Stewart P M, Walker B R, Holder G, O'Halloran D, Shackleton C H
Department of Medicine, Queen Elizabeth Hospital, Birmingham, United Kingdom.
J Clin Endocrinol Metab. 1995 Dec;80(12):3617-20. doi: 10.1210/jcem.80.12.8530609.
A characteristic feature of the ectopic ACTH syndrome is a state of mineralocorticoid excess, although the etiology remains obscure. Some forms of endocrine hypertension, such as licorice ingestion, have been explained by cortisol acting as a mineralocorticoid in the setting of inhibition or deficiency of 11 beta-hydroxysteroid dehydrogenase (11 beta HSD). This enzyme is responsible for the conversion of cortisol (F) to hormonally inactive cortisone, and its activity in vivo can be inferred from the ratio of the urinary excretion of tetrahydrocortisol (THF) and its isomer (5 alpha THF) to tetrahydrocortisone. Twenty-two patients with Cushing's syndrome (11 pituitary dependent, 9 ectopic, and 2 adrenal adenomas) and 13 controls were studied. Compared to controls. Cushing's patients had a significant increase (P < 0.001) in the excretion of all principal metabolites of F, secondary to a 5- to 6-fold increase in the cortisol secretion rate [median, 34.0 (range, 13.3-327) mg/day in Cushing's vs. 6.1 (range, 2.5-10.3) mg/day in controls]. The THF plus 5 alpha THF/tetrahydrocortisone ratio was significantly increased in Cushing's syndrome regardless of etiology [mean, 1.81 (range, 1.09-9.99) in Cushing's vs. 0.81 (range, 0.51-1.47) in controls; P < 0.001), indicative of defective 11 beta HSD activity. Furthermore, compared to patients with pituitary-dependent Cushing's, this ratio was significantly higher in patients with the ectopic ACTH syndrome (4.12 vs. 1.49; P < 0.01) and was inversely correlated with serum potassium levels (r = -0.57; P = 0.01; n = 22). One explanation for the mineralocorticoid excess state of the ectopic ACTH syndrome appears to be that cortisol gains inappropriate access to the mineralocorticoid receptor through failure of its normal metabolism by 11 beta HSD. The reason for the defective 11 beta HSD activity is unclear, but it may be secondary to substrate saturation, inhibition by other adrenal steroids, or product inhibition.

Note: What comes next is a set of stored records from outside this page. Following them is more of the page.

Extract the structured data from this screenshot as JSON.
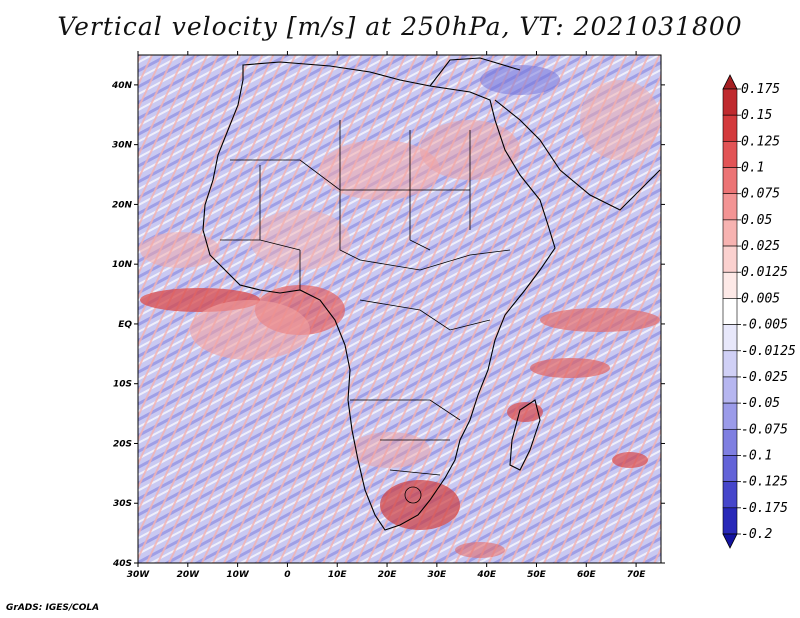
{
  "title": "Vertical velocity [m/s] at 250hPa, VT: 2021031800",
  "footer": "GrADS: IGES/COLA",
  "map": {
    "lat_labels": [
      "40N",
      "30N",
      "20N",
      "10N",
      "EQ",
      "10S",
      "20S",
      "30S",
      "40S"
    ],
    "lon_labels": [
      "30W",
      "20W",
      "10W",
      "0",
      "10E",
      "20E",
      "30E",
      "40E",
      "50E",
      "60E",
      "70E"
    ],
    "lat_range": [
      -40,
      45
    ],
    "lon_range": [
      -30,
      75
    ]
  },
  "colorbar": {
    "labels": [
      "0.175",
      "0.15",
      "0.125",
      "0.1",
      "0.075",
      "0.05",
      "0.025",
      "0.0125",
      "0.005",
      "-0.005",
      "-0.0125",
      "-0.025",
      "-0.05",
      "-0.075",
      "-0.1",
      "-0.125",
      "-0.175",
      "-0.2"
    ],
    "colors": [
      "#a51f22",
      "#bf2a2e",
      "#d33a3c",
      "#e25456",
      "#ec7475",
      "#f39494",
      "#f7b3b1",
      "#fbd1cf",
      "#fde9e7",
      "#ffffff",
      "#e8e8fb",
      "#d0d0f6",
      "#b6b6f0",
      "#9b9be9",
      "#7f7fe1",
      "#6363d8",
      "#4646cb",
      "#2828b8",
      "#1313a0"
    ]
  }
}
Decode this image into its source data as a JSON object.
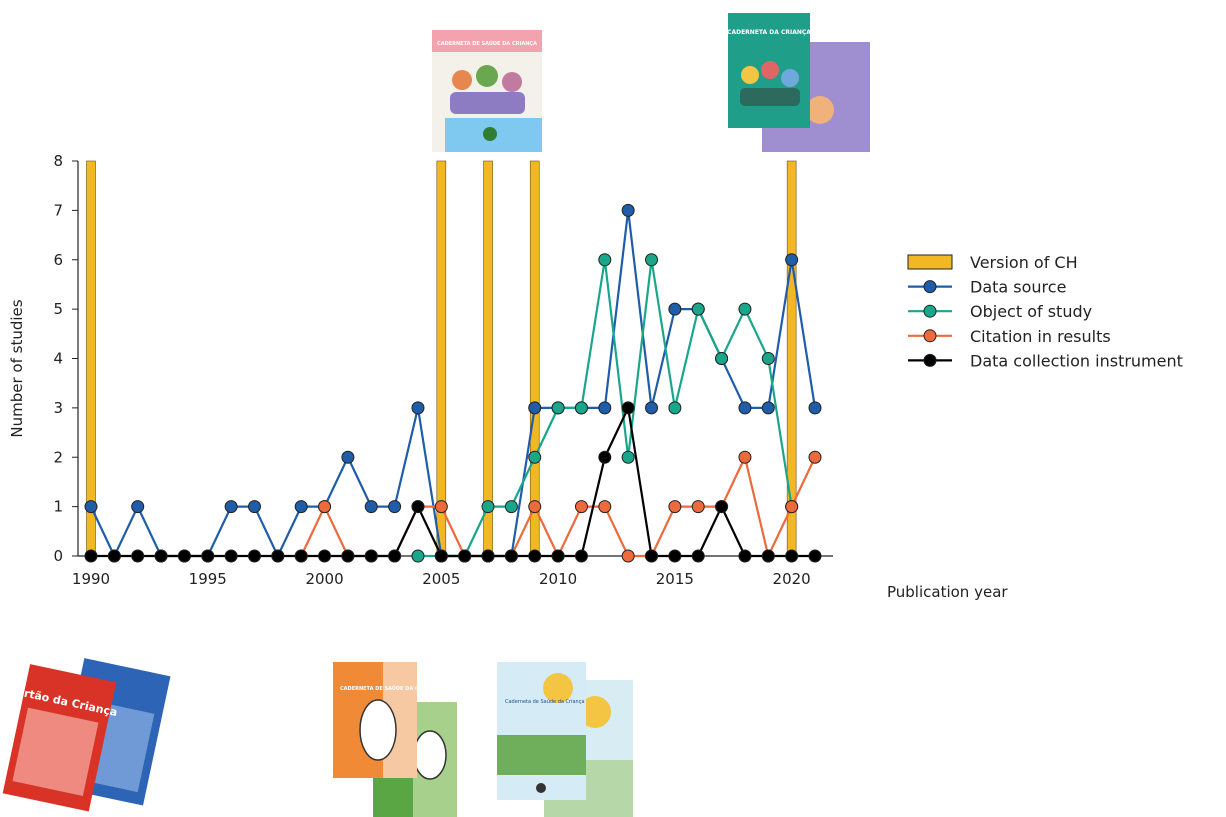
{
  "chart_data": {
    "type": "line",
    "xlabel": "Publication year",
    "ylabel": "Number of studies",
    "xlim": [
      1990,
      2021
    ],
    "ylim": [
      0,
      8
    ],
    "x_ticks": [
      1990,
      1995,
      2000,
      2005,
      2010,
      2015,
      2020
    ],
    "y_ticks": [
      0,
      1,
      2,
      3,
      4,
      5,
      6,
      7,
      8
    ],
    "grid": false,
    "legend_position": "right",
    "x": [
      1990,
      1991,
      1992,
      1993,
      1994,
      1995,
      1996,
      1997,
      1998,
      1999,
      2000,
      2001,
      2002,
      2003,
      2004,
      2005,
      2006,
      2007,
      2008,
      2009,
      2010,
      2011,
      2012,
      2013,
      2014,
      2015,
      2016,
      2017,
      2018,
      2019,
      2020,
      2021
    ],
    "bars": {
      "name": "Version of CH",
      "color": "#f2b824",
      "x": [
        1990,
        2005,
        2007,
        2009,
        2020
      ],
      "values": [
        8,
        8,
        8,
        8,
        8
      ]
    },
    "series": [
      {
        "name": "Data source",
        "color": "#1f5da8",
        "values": [
          1,
          0,
          1,
          0,
          0,
          0,
          1,
          1,
          0,
          1,
          1,
          2,
          1,
          1,
          3,
          0,
          0,
          0,
          0,
          3,
          3,
          3,
          3,
          7,
          3,
          5,
          5,
          4,
          3,
          3,
          6,
          3
        ]
      },
      {
        "name": "Object of study",
        "color": "#19a68a",
        "values": [
          null,
          null,
          null,
          null,
          null,
          null,
          null,
          null,
          null,
          null,
          null,
          null,
          null,
          null,
          0,
          0,
          0,
          1,
          1,
          2,
          3,
          3,
          6,
          2,
          6,
          3,
          5,
          4,
          5,
          4,
          1,
          null
        ]
      },
      {
        "name": "Citation in results",
        "color": "#ec6a3c",
        "values": [
          null,
          null,
          null,
          null,
          null,
          null,
          null,
          null,
          null,
          0,
          1,
          0,
          0,
          0,
          1,
          1,
          0,
          0,
          0,
          1,
          0,
          1,
          1,
          0,
          0,
          1,
          1,
          1,
          2,
          0,
          1,
          2
        ]
      },
      {
        "name": "Data collection instrument",
        "color": "#000000",
        "values": [
          0,
          0,
          0,
          0,
          0,
          0,
          0,
          0,
          0,
          0,
          0,
          0,
          0,
          0,
          1,
          0,
          0,
          0,
          0,
          0,
          0,
          0,
          2,
          3,
          0,
          0,
          0,
          1,
          0,
          0,
          0,
          0
        ]
      }
    ]
  },
  "booklets": {
    "b2005_title": "CADERNETA DE SAÚDE DA CRIANÇA",
    "b2020_title": "CADERNETA DA CRIANÇA",
    "b1990_title": "Cartão da Criança",
    "b2007_title": "CADERNETA DE SAÚDE DA CRIANÇA",
    "b2009_title": "Caderneta de Saúde da Criança"
  }
}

异位促肾上腺皮质激素(ACTH)综合征的一个特征性表现是盐皮质激素过多状态,尽管其病因仍不清楚。某些形式的内分泌性高血压,如摄入甘草,已被解释为在11β-羟类固醇脱氢酶(11βHSD)抑制或缺乏的情况下,皮质醇发挥了盐皮质激素的作用。该酶负责将皮质醇(F)转化为无激素活性的可的松,其体内活性可通过四氢皮质醇(THF)及其异构体(5αTHF)与四氢可的松的尿排泄率之比来推断。对22例库欣综合征患者(11例垂体依赖性、9例异位性和2例肾上腺腺瘤)和13名对照者进行了研究。与对照者相比,库欣综合征患者F的所有主要代谢产物排泄量显著增加(P<0.001),这是由于皮质醇分泌率增加了5至6倍所致[库欣综合征患者中位数为34.0(范围13.3 - 327)mg/天,对照者为6.1(范围2.5 - 10.3)mg/天]。无论病因如何,库欣综合征患者的THF加5αTHF/四氢可的松比值均显著升高[库欣综合征患者平均值为1.81(范围1.09 - 9.99),对照者为0.81(范围0.51 - 1.47);P<0.001],表明11βHSD活性存在缺陷。此外,与垂体依赖性库欣综合征患者相比,异位ACTH综合征患者的该比值显著更高(4.12对1.49;P<0.01),且与血清钾水平呈负相关(r = -0.57;P = 0.01;n = 22)。异位ACTH综合征盐皮质激素过多状态的一种解释似乎是,皮质醇因1于1βHSD正常代谢失败而不恰当地作用于盐皮质激素受体。11βHSD活性缺陷的原因尚不清楚,但可能是由于底物饱和、其他肾上腺类固醇的抑制或产物抑制所致。